Australians engaged to foreign nationals who have Prospective Marriage Visas but have been unable to get into the country to wed will be eligible to reunite with their loved one under visa changes announced today.
Home Affairs Minister Karen Andrews said 1600 people with Prospective Marriage Visas would be eligible to apply for travel exemptions.
Until now, those on the subclass 300 visa were not considered immediate family and were barred from entry, even though the Department of Home Affairs had recognised their relationships as legitimate.
Amelia Elliott of the lobby group Grant Offshore Partner Visas Now said many of the couples affected have been separated for more than 17 months.
“It is life-changing, especially for those whose biological clocks are ticking and have been waiting to start a family,” said Ms Elliott. “For these Australians to be reunited with their future spouses is an end to 17 months of trauma associated with long-term partner separation, and the beginning of the rest of their lives.”
In July, Melbourne doctor Raymond Chan described the pain of separation from his Vietnamese fiancée, Thi Dung Nguyen, whom he had been unable to see since March 2020 when he flew 15 hours to spend one night with her as he had so little annual leave left after previous visits.

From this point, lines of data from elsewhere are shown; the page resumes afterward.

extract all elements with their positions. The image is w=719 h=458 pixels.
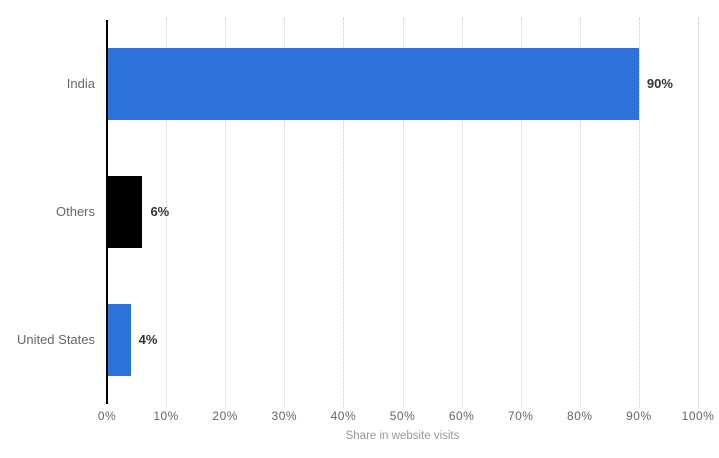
plot-area: India 90% Others 6% United States 4% bbox=[17, 18, 699, 408]
x-tick-label-80: 80% bbox=[567, 409, 593, 423]
x-tick-label-40: 40% bbox=[330, 409, 357, 423]
gridline-90 bbox=[638, 18, 640, 408]
bar-row-others: Others 6% bbox=[56, 148, 698, 276]
gridline-60 bbox=[461, 18, 463, 408]
gridline-70 bbox=[520, 18, 522, 408]
x-axis-ticks: 0% 10% 20% 30% 40% 50% 60% 70% 80% 90% 100% bbox=[98, 409, 714, 425]
x-tick-label-60: 60% bbox=[448, 409, 475, 423]
bar bbox=[107, 304, 131, 376]
value-label: 6% bbox=[150, 204, 170, 219]
value-label: 90% bbox=[646, 76, 673, 91]
x-tick-label-90: 90% bbox=[626, 409, 652, 423]
x-tick-label-50: 50% bbox=[389, 409, 416, 423]
bar-row-united-states: United States 4% bbox=[17, 276, 698, 404]
x-tick-label-30: 30% bbox=[271, 409, 298, 423]
category-label: United States bbox=[16, 332, 95, 347]
gridline-10 bbox=[166, 18, 168, 408]
x-tick-label-70: 70% bbox=[507, 409, 534, 423]
gridline-20 bbox=[225, 18, 227, 408]
x-axis-label: Share in website visits bbox=[345, 430, 460, 442]
value-label: 4% bbox=[138, 332, 158, 347]
x-tick-label-10: 10% bbox=[153, 409, 179, 423]
bar bbox=[107, 176, 143, 248]
category-label: India bbox=[66, 76, 95, 91]
gridline-50 bbox=[402, 18, 404, 408]
bar bbox=[107, 48, 639, 120]
x-tick-label-20: 20% bbox=[212, 409, 238, 423]
gridline-80 bbox=[579, 18, 581, 408]
gridline-40 bbox=[343, 18, 345, 408]
x-tick-label-0: 0% bbox=[97, 409, 117, 423]
bar-row-india: India 90% bbox=[67, 20, 698, 148]
category-label: Others bbox=[55, 204, 95, 219]
gridline-100 bbox=[698, 18, 699, 408]
x-tick-label-100: 100% bbox=[681, 409, 715, 423]
gridline-30 bbox=[284, 18, 286, 408]
y-axis-line bbox=[106, 20, 108, 404]
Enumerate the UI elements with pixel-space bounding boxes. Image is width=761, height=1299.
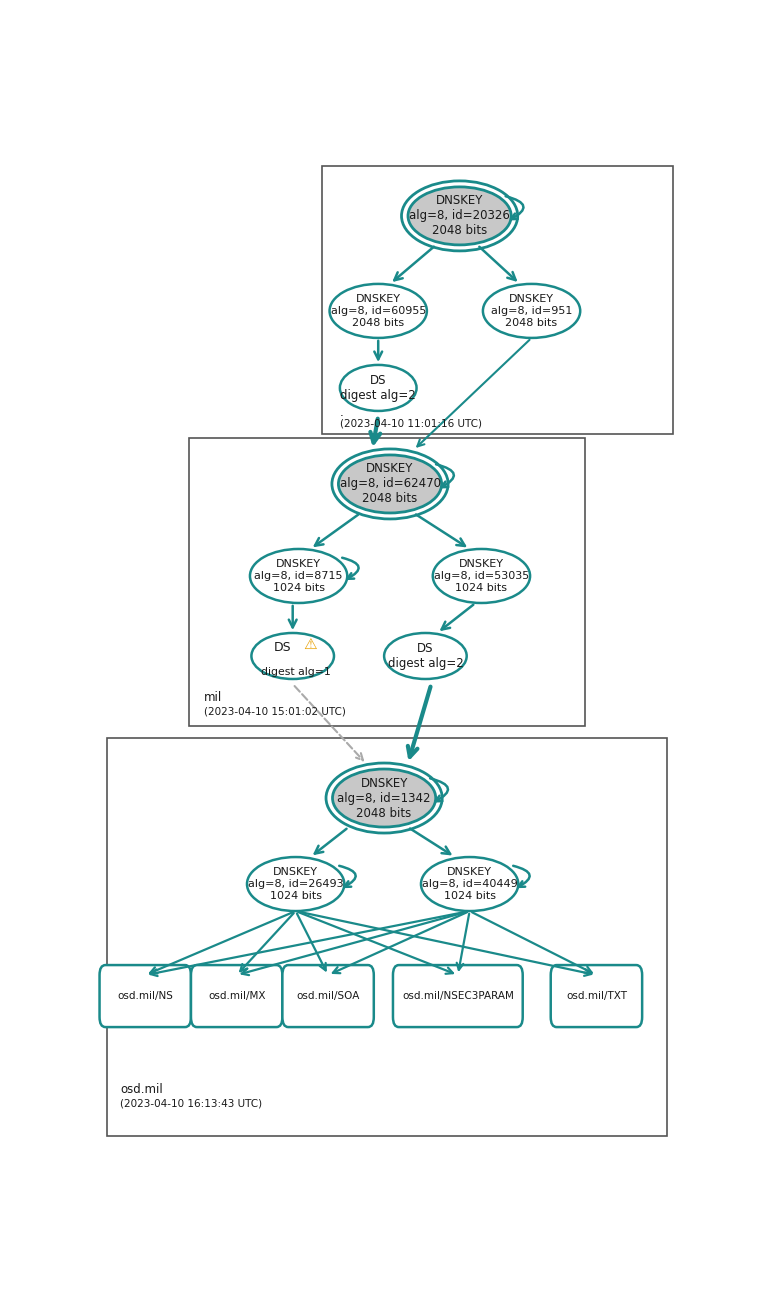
FancyBboxPatch shape — [191, 965, 282, 1028]
Ellipse shape — [250, 549, 347, 603]
Text: osd.mil/SOA: osd.mil/SOA — [296, 991, 360, 1002]
Text: (2023-04-10 11:01:16 UTC): (2023-04-10 11:01:16 UTC) — [340, 420, 482, 429]
Ellipse shape — [483, 284, 580, 338]
Text: (2023-04-10 16:13:43 UTC): (2023-04-10 16:13:43 UTC) — [120, 1098, 262, 1108]
Text: DNSKEY
alg=8, id=53035
1024 bits: DNSKEY alg=8, id=53035 1024 bits — [434, 560, 529, 592]
Text: osd.mil/TXT: osd.mil/TXT — [566, 991, 627, 1002]
Text: DS
digest alg=2: DS digest alg=2 — [340, 374, 416, 401]
Text: DNSKEY
alg=8, id=8715
1024 bits: DNSKEY alg=8, id=8715 1024 bits — [254, 560, 343, 592]
Ellipse shape — [340, 365, 416, 410]
Ellipse shape — [330, 284, 427, 338]
Text: DS
digest alg=2: DS digest alg=2 — [387, 642, 463, 670]
Ellipse shape — [384, 633, 466, 679]
Text: DNSKEY
alg=8, id=40449
1024 bits: DNSKEY alg=8, id=40449 1024 bits — [422, 868, 517, 900]
Text: DNSKEY
alg=8, id=26493
1024 bits: DNSKEY alg=8, id=26493 1024 bits — [248, 868, 343, 900]
Text: DNSKEY
alg=8, id=1342
2048 bits: DNSKEY alg=8, id=1342 2048 bits — [337, 777, 431, 820]
Bar — [322, 166, 673, 434]
Text: osd.mil: osd.mil — [120, 1083, 163, 1096]
Ellipse shape — [251, 633, 334, 679]
FancyBboxPatch shape — [282, 965, 374, 1028]
Ellipse shape — [421, 857, 518, 911]
Text: ⚠: ⚠ — [304, 637, 317, 652]
FancyBboxPatch shape — [100, 965, 191, 1028]
Ellipse shape — [433, 549, 530, 603]
Text: digest alg=1: digest alg=1 — [261, 666, 330, 677]
Ellipse shape — [339, 455, 441, 513]
Ellipse shape — [247, 857, 344, 911]
Text: mil: mil — [204, 691, 222, 704]
FancyBboxPatch shape — [393, 965, 523, 1028]
Text: osd.mil/NSEC3PARAM: osd.mil/NSEC3PARAM — [402, 991, 514, 1002]
Text: DNSKEY
alg=8, id=20326
2048 bits: DNSKEY alg=8, id=20326 2048 bits — [409, 195, 510, 238]
Ellipse shape — [408, 187, 511, 246]
Bar — [107, 738, 667, 1137]
Ellipse shape — [333, 769, 436, 827]
Bar — [189, 438, 584, 726]
Text: DNSKEY
alg=8, id=951
2048 bits: DNSKEY alg=8, id=951 2048 bits — [491, 295, 572, 327]
Text: osd.mil/MX: osd.mil/MX — [208, 991, 266, 1002]
Text: DNSKEY
alg=8, id=62470
2048 bits: DNSKEY alg=8, id=62470 2048 bits — [339, 462, 441, 505]
Text: osd.mil/NS: osd.mil/NS — [117, 991, 174, 1002]
Text: DS: DS — [273, 642, 291, 655]
Text: (2023-04-10 15:01:02 UTC): (2023-04-10 15:01:02 UTC) — [204, 707, 346, 716]
FancyBboxPatch shape — [551, 965, 642, 1028]
Text: DNSKEY
alg=8, id=60955
2048 bits: DNSKEY alg=8, id=60955 2048 bits — [330, 295, 426, 327]
Text: .: . — [340, 407, 344, 420]
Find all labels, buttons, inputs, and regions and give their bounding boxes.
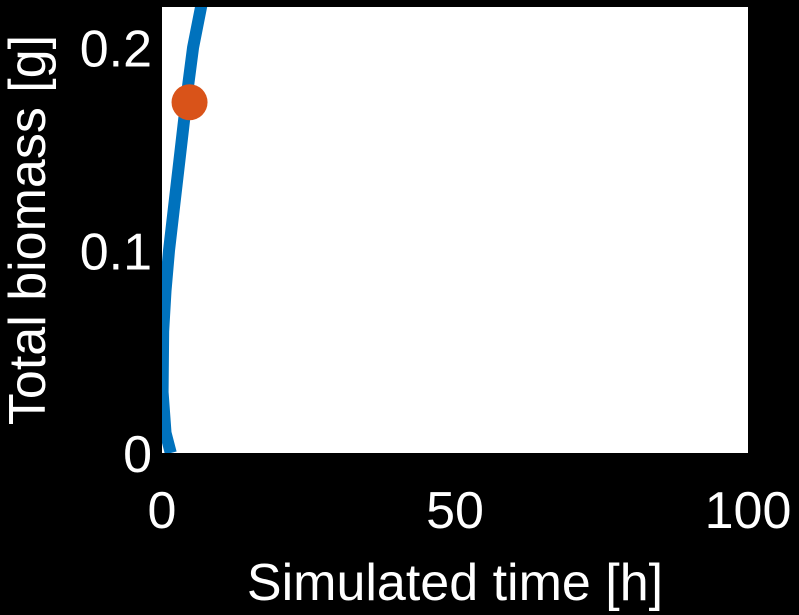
x-tick-label: 100: [705, 482, 792, 540]
plot-area: [162, 7, 748, 453]
data-marker: [171, 84, 208, 121]
x-tick-label: 50: [426, 482, 484, 540]
series-line: [162, 7, 208, 453]
y-tick-label: 0.2: [80, 21, 152, 79]
y-tick-label: 0.1: [80, 223, 152, 281]
y-axis-label: Total biomass [g]: [0, 35, 57, 425]
x-tick-label: 0: [148, 482, 177, 540]
y-tick-label: 0: [123, 426, 152, 484]
x-axis-label: Simulated time [h]: [247, 554, 663, 612]
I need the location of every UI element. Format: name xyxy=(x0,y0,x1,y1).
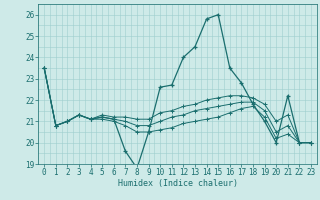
X-axis label: Humidex (Indice chaleur): Humidex (Indice chaleur) xyxy=(118,179,238,188)
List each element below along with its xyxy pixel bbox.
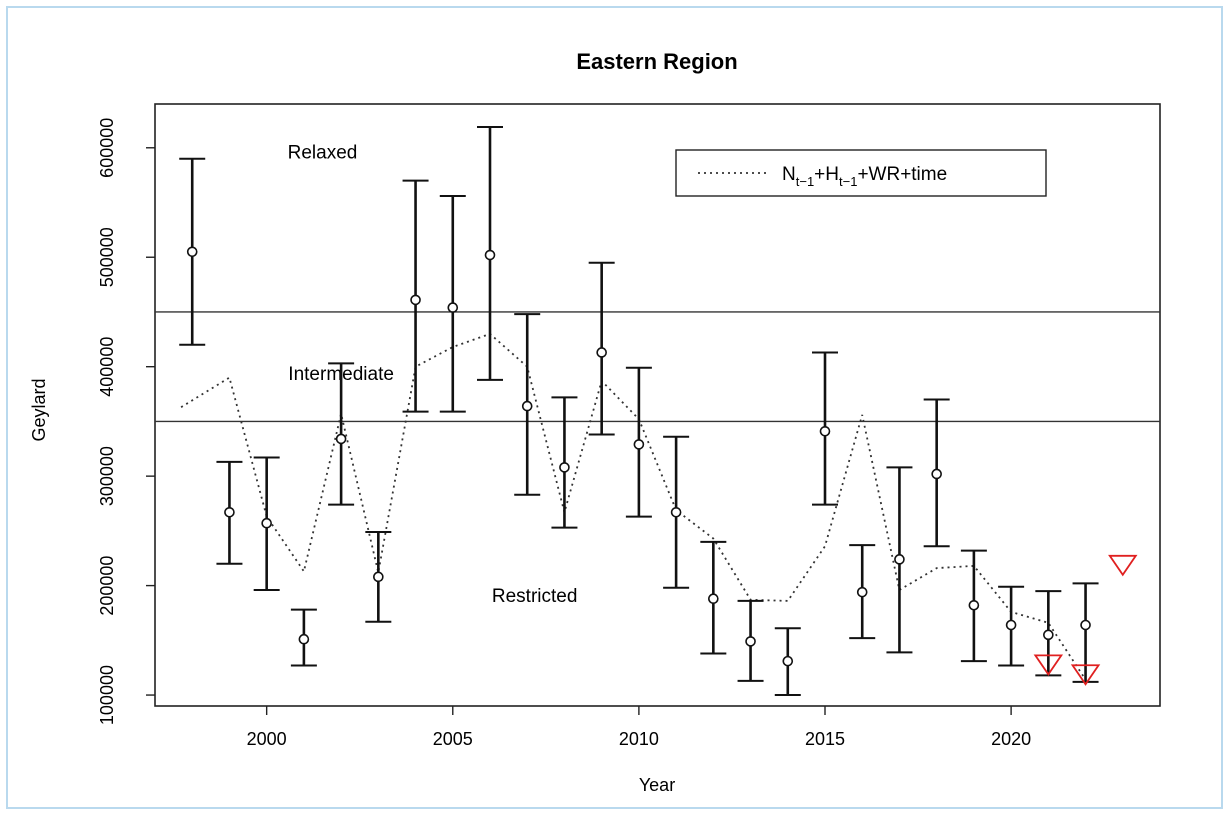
data-point <box>633 439 645 450</box>
data-point <box>521 400 533 412</box>
legend-label-n: N <box>782 164 796 185</box>
data-point <box>559 462 570 473</box>
zone-label: Relaxed <box>288 143 358 164</box>
data-point <box>1080 619 1091 631</box>
data-point <box>298 633 310 645</box>
zone-label: Restricted <box>492 586 578 607</box>
legend-box <box>675 149 1047 197</box>
chart-title: Eastern Region <box>576 49 737 74</box>
data-point <box>373 571 384 583</box>
data-point <box>819 425 831 437</box>
data-point <box>484 249 496 261</box>
data-point <box>186 246 198 258</box>
data-point <box>670 506 682 518</box>
data-point <box>1043 629 1054 641</box>
legend: Nt−1+Ht−1+WR+time <box>675 149 1047 197</box>
model-fit-line <box>180 332 1087 681</box>
observation-series <box>179 125 1099 697</box>
data-point <box>931 468 942 480</box>
threshold-lines <box>155 311 1160 423</box>
figure-frame <box>6 6 1223 809</box>
legend-label-h-sub: t−1 <box>839 174 857 189</box>
data-point <box>782 655 794 667</box>
triangle-marker <box>1070 664 1101 686</box>
data-point <box>335 433 347 445</box>
y-tick-label: 300000 <box>97 446 117 506</box>
y-tick-label: 500000 <box>97 227 117 287</box>
x-axis-label: Year <box>639 775 675 795</box>
data-point <box>894 554 905 565</box>
y-tick-label: 600000 <box>97 118 117 178</box>
x-tick-label: 2010 <box>619 729 659 749</box>
legend-label-h: +H <box>814 164 839 185</box>
triangle-marker <box>1108 554 1138 577</box>
data-point <box>596 347 607 358</box>
data-point <box>745 636 756 647</box>
data-point <box>261 517 272 529</box>
triangle-markers <box>1033 554 1138 686</box>
plot-area <box>154 103 1161 707</box>
model-fit-series <box>180 332 1087 681</box>
data-point <box>968 600 980 611</box>
data-point <box>447 302 459 313</box>
y-tick-label: 100000 <box>97 665 117 725</box>
x-tick-label: 2005 <box>433 729 473 749</box>
triangle-marker <box>1033 654 1064 677</box>
plot-box <box>154 103 1161 707</box>
data-point <box>708 593 719 605</box>
y-tick-label: 400000 <box>97 337 117 397</box>
y-tick-label: 200000 <box>97 556 117 616</box>
y-axis: 100000 200000 300000 400000 500000 600000 <box>97 118 155 725</box>
x-axis: 2000 2005 2010 2015 2020 <box>247 706 1031 749</box>
x-tick-label: 2020 <box>991 729 1031 749</box>
legend-label-n-sub: t−1 <box>796 174 814 189</box>
legend-label-rest: +WR+time <box>857 164 947 185</box>
x-tick-label: 2015 <box>805 729 845 749</box>
y-axis-label: Geylard <box>29 378 49 441</box>
data-point <box>1005 619 1017 631</box>
data-point <box>224 506 235 518</box>
x-tick-label: 2000 <box>247 729 287 749</box>
data-point <box>410 294 421 306</box>
legend-label: Nt−1+Ht−1+WR+time <box>782 164 947 189</box>
data-point <box>856 586 868 598</box>
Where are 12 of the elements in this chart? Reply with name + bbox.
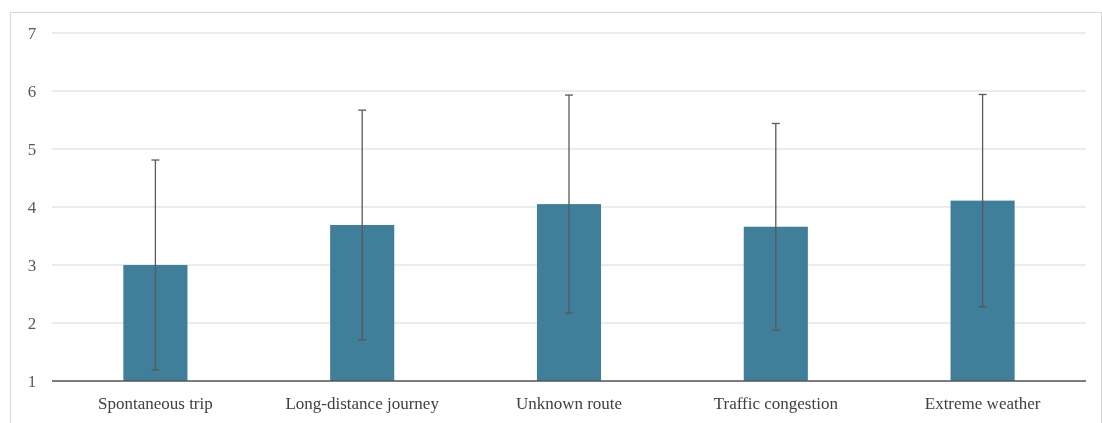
x-tick-label: Long-distance journey bbox=[285, 394, 440, 413]
y-tick-label: 5 bbox=[27, 139, 37, 159]
y-tick-label: 2 bbox=[27, 313, 37, 333]
y-tick-label: 3 bbox=[27, 255, 37, 275]
y-tick-label: 7 bbox=[27, 23, 37, 43]
x-tick-label: Traffic congestion bbox=[713, 394, 839, 413]
x-tick-label: Extreme weather bbox=[924, 394, 1041, 413]
x-tick-label: Unknown route bbox=[515, 394, 623, 413]
x-tick-label: Spontaneous trip bbox=[98, 394, 213, 413]
y-tick-label: 4 bbox=[27, 197, 37, 217]
y-tick-label: 6 bbox=[27, 81, 37, 101]
y-tick-label: 1 bbox=[27, 371, 37, 391]
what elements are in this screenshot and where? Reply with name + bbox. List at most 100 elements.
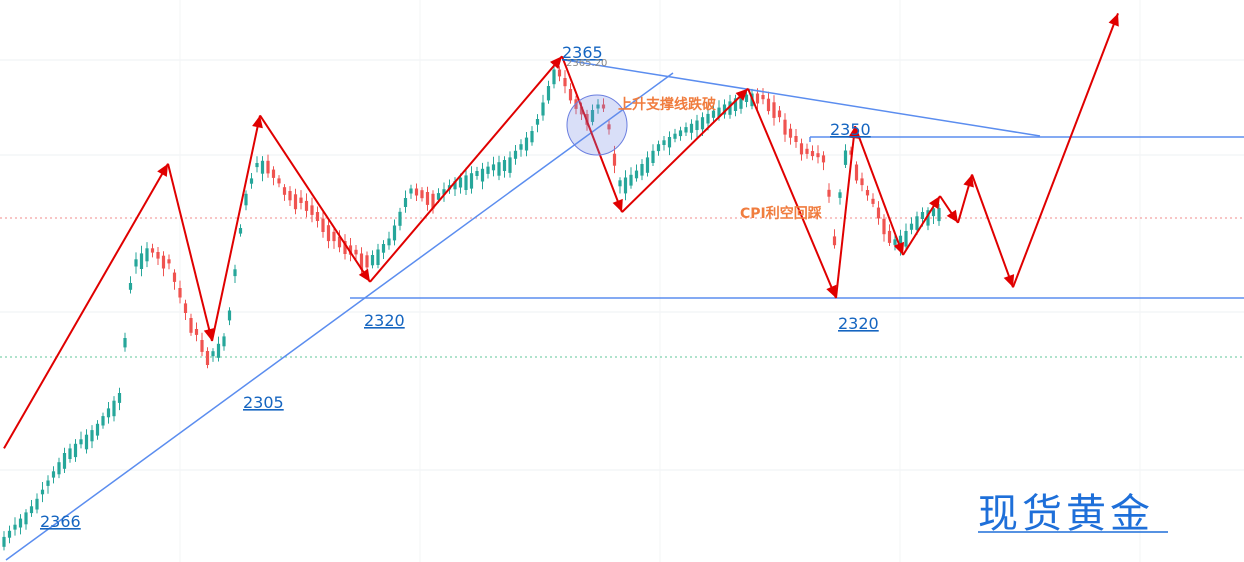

Ms Andrews acknowledged the impact on those who have been waiting long periods to be reunited with their partner.
“Allowing prospective marriage visa holders to apply for an exemption to come to Australia, get married, and start their lives here will bring relief to those whose plans have been disrupted for so long by COVID-19.”
“These people have been patiently waiting to reunite with loved ones and I’m pleased I could make this change to allow for their reunification in Australia.”
Greens Senator Nick McKim and Labor’s Julian Hill had been campaigning for those on the 300 visa to be allowed exemptions.
People who hold a Prospective Marriage Visa can apply for this exemption 12 months from the date they submitted their visa application.